Finding the real parts to both sides of this equation

I am really stuck trying to find the real parts to both sides of this equation.

1 + exp(theta(i)) + exp(2theta(i)) + .... + exp((n-1)theta(i)) = (exp(ntheta(i)) - 1) / (exp(theta(i)) -1)

I think that the real part of the left hand side is

1 + cos(theta) + cos(2theta) + ..... + cos((n-1)theta)

i have no idea what the real part is for the right.

Someone please help

Re: Finding the real parts of this equation

Quote:

Originally Posted by

**Matt1993** Finding the real parts to both sides of this equation

I am really stuck trying to find the real parts to both sides of this equation.

1 + exp(theta(i)) + exp(2theta(i)) + .... + exp((n-1)theta(i)) = (exp(ntheta(i)) - 1) / (exp(theta(i)) -1)

I think that the real part of the left hand side is

1 + cos(theta) + cos(2theta) + ..... + cos((n-1)theta)

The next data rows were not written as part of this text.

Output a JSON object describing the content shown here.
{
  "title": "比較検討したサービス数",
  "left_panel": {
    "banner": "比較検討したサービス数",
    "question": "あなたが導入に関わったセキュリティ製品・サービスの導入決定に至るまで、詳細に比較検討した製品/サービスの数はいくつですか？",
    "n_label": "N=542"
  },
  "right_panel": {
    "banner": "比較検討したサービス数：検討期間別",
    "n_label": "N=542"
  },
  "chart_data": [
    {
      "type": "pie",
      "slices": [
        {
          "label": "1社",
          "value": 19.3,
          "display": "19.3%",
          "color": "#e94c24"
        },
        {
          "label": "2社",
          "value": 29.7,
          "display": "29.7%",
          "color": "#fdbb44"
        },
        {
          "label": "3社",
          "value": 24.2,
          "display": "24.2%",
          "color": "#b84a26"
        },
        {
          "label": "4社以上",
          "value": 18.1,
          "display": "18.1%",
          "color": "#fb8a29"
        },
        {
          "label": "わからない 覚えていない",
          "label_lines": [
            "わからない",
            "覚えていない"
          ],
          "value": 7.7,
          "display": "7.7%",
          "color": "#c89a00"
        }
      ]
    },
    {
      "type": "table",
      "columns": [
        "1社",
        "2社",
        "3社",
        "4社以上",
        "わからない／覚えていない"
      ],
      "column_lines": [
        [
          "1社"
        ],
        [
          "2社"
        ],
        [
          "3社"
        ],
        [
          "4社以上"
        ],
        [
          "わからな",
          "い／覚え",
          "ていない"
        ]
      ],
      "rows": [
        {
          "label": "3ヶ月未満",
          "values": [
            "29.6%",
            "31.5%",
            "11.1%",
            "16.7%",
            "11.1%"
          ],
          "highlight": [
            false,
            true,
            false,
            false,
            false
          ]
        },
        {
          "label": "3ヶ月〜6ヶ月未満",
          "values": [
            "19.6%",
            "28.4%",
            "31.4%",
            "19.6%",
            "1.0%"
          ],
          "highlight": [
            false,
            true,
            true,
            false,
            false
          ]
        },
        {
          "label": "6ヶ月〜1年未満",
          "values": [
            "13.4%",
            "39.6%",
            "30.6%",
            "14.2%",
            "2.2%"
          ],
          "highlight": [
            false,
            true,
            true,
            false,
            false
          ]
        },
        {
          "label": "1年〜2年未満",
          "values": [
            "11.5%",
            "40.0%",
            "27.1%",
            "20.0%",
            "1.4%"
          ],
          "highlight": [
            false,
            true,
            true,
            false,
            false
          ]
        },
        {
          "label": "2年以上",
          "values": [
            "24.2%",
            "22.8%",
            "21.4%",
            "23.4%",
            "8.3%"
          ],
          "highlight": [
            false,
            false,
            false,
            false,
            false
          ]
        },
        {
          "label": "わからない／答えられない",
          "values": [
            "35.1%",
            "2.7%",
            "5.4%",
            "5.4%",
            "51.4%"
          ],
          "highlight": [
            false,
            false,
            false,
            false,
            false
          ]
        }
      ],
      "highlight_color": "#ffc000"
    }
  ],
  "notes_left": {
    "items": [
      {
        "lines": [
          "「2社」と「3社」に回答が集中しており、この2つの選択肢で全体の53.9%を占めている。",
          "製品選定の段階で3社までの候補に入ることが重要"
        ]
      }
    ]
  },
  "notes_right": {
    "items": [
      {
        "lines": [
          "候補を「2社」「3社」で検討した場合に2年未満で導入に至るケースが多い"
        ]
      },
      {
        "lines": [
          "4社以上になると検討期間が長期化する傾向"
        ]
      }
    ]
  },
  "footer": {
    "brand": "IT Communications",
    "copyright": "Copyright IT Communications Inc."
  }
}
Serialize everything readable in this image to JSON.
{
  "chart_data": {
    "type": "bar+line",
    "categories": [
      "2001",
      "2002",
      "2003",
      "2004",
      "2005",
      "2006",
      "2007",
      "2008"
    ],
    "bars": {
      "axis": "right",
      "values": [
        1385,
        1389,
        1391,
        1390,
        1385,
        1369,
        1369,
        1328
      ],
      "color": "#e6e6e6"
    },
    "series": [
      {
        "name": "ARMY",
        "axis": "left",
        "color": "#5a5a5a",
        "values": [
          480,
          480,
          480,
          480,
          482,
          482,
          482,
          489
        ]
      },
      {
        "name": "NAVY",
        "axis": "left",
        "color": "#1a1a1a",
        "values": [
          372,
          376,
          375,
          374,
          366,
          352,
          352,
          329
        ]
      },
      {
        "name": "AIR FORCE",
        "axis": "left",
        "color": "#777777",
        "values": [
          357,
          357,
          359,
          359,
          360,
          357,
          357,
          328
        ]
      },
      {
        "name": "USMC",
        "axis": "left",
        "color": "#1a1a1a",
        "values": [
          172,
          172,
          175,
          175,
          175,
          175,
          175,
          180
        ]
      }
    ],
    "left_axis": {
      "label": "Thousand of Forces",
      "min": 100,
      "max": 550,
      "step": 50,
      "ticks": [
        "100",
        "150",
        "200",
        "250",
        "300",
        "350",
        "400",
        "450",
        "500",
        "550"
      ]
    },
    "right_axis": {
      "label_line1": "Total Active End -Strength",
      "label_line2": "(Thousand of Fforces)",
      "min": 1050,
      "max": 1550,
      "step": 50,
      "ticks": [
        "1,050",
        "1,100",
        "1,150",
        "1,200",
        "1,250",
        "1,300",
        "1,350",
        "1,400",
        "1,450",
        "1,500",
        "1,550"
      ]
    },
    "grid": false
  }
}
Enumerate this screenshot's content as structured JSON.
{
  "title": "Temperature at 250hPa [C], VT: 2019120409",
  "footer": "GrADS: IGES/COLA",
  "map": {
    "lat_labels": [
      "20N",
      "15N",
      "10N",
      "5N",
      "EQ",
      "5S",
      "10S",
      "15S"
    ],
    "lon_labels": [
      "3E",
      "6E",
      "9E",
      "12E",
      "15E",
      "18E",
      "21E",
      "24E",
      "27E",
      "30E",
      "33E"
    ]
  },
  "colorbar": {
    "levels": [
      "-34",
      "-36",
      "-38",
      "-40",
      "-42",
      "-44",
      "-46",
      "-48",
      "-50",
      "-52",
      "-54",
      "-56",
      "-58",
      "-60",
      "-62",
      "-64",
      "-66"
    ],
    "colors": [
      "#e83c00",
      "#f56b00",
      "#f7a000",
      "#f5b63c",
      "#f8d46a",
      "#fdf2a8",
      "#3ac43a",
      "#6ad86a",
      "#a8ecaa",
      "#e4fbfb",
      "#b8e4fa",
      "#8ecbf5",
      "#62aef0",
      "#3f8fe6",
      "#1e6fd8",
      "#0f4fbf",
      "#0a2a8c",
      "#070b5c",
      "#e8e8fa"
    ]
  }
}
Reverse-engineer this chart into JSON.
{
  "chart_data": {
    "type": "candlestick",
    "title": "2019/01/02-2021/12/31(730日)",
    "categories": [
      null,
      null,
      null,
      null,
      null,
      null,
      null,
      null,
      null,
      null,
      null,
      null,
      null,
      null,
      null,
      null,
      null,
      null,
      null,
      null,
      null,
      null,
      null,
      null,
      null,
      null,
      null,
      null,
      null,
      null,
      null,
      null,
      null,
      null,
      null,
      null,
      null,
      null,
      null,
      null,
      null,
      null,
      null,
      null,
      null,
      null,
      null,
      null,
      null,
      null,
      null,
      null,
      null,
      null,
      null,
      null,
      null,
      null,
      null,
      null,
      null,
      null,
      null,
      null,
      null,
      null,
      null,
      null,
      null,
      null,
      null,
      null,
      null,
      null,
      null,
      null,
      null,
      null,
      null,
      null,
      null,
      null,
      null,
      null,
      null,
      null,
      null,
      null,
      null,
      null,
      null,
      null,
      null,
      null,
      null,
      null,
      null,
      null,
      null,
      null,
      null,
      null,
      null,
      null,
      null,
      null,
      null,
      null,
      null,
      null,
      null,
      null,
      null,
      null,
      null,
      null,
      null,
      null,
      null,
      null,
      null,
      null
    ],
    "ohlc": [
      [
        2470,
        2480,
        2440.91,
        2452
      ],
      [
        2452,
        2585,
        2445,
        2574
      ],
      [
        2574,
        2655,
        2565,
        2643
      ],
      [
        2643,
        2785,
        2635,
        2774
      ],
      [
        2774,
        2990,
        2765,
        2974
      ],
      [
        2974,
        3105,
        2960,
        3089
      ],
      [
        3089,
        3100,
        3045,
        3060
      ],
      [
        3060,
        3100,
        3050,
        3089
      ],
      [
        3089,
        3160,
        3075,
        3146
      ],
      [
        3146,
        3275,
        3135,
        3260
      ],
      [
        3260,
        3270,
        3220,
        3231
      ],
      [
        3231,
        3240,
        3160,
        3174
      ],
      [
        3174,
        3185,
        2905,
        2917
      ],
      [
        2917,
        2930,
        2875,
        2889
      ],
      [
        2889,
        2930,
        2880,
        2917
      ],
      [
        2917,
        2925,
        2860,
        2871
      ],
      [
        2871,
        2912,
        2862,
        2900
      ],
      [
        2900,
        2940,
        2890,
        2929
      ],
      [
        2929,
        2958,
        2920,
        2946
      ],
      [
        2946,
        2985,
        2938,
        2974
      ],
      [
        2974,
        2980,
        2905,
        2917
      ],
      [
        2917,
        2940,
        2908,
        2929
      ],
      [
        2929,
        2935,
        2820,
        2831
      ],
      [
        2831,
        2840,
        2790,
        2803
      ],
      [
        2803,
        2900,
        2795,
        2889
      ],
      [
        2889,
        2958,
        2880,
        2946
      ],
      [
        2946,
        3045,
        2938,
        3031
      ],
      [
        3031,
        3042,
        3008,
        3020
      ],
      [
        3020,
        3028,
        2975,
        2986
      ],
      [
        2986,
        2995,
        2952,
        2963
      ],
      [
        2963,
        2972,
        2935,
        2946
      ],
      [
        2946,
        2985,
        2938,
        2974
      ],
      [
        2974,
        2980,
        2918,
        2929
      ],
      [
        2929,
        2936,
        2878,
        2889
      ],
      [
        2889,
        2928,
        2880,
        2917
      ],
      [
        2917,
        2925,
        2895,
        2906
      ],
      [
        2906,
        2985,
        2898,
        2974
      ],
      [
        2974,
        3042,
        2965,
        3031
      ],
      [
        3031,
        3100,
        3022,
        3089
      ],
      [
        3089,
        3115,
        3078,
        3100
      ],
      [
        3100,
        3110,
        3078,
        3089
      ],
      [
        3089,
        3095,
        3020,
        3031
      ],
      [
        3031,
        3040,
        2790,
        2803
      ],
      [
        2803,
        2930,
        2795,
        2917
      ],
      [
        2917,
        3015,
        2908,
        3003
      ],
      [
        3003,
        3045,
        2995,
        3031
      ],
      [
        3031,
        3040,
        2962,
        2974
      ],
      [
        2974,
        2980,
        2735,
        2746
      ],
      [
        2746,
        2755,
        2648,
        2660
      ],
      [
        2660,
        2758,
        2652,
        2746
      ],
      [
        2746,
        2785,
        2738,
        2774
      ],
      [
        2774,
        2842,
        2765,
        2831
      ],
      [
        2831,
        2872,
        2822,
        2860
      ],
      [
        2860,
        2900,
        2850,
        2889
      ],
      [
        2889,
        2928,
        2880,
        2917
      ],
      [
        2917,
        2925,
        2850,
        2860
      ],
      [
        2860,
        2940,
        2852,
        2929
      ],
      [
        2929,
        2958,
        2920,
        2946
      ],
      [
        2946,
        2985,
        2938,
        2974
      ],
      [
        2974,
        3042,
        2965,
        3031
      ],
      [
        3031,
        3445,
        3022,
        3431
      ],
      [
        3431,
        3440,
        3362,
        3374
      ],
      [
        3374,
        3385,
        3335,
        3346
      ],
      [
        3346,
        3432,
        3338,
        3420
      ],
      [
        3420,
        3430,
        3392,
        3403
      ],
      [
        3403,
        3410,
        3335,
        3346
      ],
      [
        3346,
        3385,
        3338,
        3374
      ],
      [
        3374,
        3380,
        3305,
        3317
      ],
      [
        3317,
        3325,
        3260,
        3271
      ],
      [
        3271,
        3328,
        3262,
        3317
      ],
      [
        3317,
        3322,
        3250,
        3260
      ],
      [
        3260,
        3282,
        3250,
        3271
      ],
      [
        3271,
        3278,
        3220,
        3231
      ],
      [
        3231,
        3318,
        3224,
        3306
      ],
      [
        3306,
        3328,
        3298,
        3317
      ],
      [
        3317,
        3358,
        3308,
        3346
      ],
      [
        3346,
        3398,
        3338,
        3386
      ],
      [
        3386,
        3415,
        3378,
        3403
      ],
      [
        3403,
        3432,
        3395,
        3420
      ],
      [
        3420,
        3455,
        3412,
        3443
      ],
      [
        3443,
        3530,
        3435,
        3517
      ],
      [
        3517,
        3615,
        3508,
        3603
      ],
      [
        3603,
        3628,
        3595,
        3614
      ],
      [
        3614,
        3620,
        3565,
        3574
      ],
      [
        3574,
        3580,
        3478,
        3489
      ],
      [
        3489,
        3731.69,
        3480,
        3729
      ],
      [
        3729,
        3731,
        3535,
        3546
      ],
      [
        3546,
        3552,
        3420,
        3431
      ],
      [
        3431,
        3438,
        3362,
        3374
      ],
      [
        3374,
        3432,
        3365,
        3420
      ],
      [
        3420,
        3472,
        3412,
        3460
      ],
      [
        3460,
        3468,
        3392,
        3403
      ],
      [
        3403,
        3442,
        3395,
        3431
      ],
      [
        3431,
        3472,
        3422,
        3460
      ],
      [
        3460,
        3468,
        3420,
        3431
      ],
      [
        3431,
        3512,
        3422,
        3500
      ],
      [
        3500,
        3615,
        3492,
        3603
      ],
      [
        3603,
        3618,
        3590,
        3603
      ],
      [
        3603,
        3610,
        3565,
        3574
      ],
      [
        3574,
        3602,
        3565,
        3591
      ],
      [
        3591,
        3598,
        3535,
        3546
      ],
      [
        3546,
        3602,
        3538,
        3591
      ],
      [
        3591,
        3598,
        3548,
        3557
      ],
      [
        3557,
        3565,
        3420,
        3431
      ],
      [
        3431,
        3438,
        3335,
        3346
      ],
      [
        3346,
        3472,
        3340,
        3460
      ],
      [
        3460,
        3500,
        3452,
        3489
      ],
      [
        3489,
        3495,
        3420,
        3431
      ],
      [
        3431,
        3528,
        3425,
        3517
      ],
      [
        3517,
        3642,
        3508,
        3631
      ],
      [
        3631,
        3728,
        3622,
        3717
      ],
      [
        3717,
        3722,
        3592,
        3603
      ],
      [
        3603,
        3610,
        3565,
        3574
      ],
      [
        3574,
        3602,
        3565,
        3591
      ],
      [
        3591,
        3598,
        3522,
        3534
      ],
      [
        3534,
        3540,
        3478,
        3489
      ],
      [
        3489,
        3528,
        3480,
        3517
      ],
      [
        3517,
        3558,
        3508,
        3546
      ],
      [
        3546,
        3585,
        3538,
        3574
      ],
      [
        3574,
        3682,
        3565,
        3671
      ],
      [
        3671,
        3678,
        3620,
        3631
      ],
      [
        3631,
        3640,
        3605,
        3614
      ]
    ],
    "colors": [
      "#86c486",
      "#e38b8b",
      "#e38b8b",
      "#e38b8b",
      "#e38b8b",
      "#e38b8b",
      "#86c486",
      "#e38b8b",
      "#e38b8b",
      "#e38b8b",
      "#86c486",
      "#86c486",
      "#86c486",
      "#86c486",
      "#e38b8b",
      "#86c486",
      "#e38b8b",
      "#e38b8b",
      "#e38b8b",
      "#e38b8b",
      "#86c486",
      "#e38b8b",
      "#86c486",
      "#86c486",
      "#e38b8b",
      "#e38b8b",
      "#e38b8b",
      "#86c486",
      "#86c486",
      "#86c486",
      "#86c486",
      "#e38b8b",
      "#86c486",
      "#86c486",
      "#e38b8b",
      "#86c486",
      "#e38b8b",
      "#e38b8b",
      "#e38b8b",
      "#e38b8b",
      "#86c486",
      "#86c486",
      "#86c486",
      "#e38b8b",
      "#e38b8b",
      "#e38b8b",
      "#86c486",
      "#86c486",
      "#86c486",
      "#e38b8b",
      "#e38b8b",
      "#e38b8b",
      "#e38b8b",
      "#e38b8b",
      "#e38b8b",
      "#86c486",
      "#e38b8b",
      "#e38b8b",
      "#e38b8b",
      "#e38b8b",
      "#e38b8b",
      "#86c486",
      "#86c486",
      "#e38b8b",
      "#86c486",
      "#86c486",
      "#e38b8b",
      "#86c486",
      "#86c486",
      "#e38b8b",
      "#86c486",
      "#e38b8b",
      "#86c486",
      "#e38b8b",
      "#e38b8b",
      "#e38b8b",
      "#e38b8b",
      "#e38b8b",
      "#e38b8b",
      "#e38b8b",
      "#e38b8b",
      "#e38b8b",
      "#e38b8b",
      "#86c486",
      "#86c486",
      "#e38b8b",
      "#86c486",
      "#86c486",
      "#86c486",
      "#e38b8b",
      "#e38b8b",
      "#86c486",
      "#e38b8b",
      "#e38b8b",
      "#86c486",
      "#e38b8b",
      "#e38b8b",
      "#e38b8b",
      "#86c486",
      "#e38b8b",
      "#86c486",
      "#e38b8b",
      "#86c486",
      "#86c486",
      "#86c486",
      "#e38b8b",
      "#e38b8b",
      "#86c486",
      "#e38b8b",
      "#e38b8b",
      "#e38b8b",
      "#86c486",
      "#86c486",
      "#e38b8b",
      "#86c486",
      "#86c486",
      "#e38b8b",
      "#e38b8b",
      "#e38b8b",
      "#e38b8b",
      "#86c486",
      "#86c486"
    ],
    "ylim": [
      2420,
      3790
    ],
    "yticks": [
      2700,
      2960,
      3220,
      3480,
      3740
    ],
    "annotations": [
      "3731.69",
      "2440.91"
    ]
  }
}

i have no idea what the real part is for the right.

Someone please help

I agree with the answer to your LHS. As for the RHS,

$\displaystyle \displaystyle \begin{align*} \frac{e^{n\theta i} - 1}{e^{\theta i} - 1} &= \frac{\cos{(n\theta)} + i\sin{(n\theta)} - 1}{\cos{(\theta)} + i\sin{(\theta)} - 1} \\ &= \frac{\left[ \cos{(n\theta)} - 1 + i\sin{(n\theta )} \right] \left[\cos{(\theta)} - 1 - i\sin{(\theta)}\right]}{\left[ \cos{(\theta )} - 1 + i\sin{(\theta )} \right] \left[ \cos{(\theta )} - 1 - i\sin{(\theta )} \right]} \end{align*}$

Now simplify...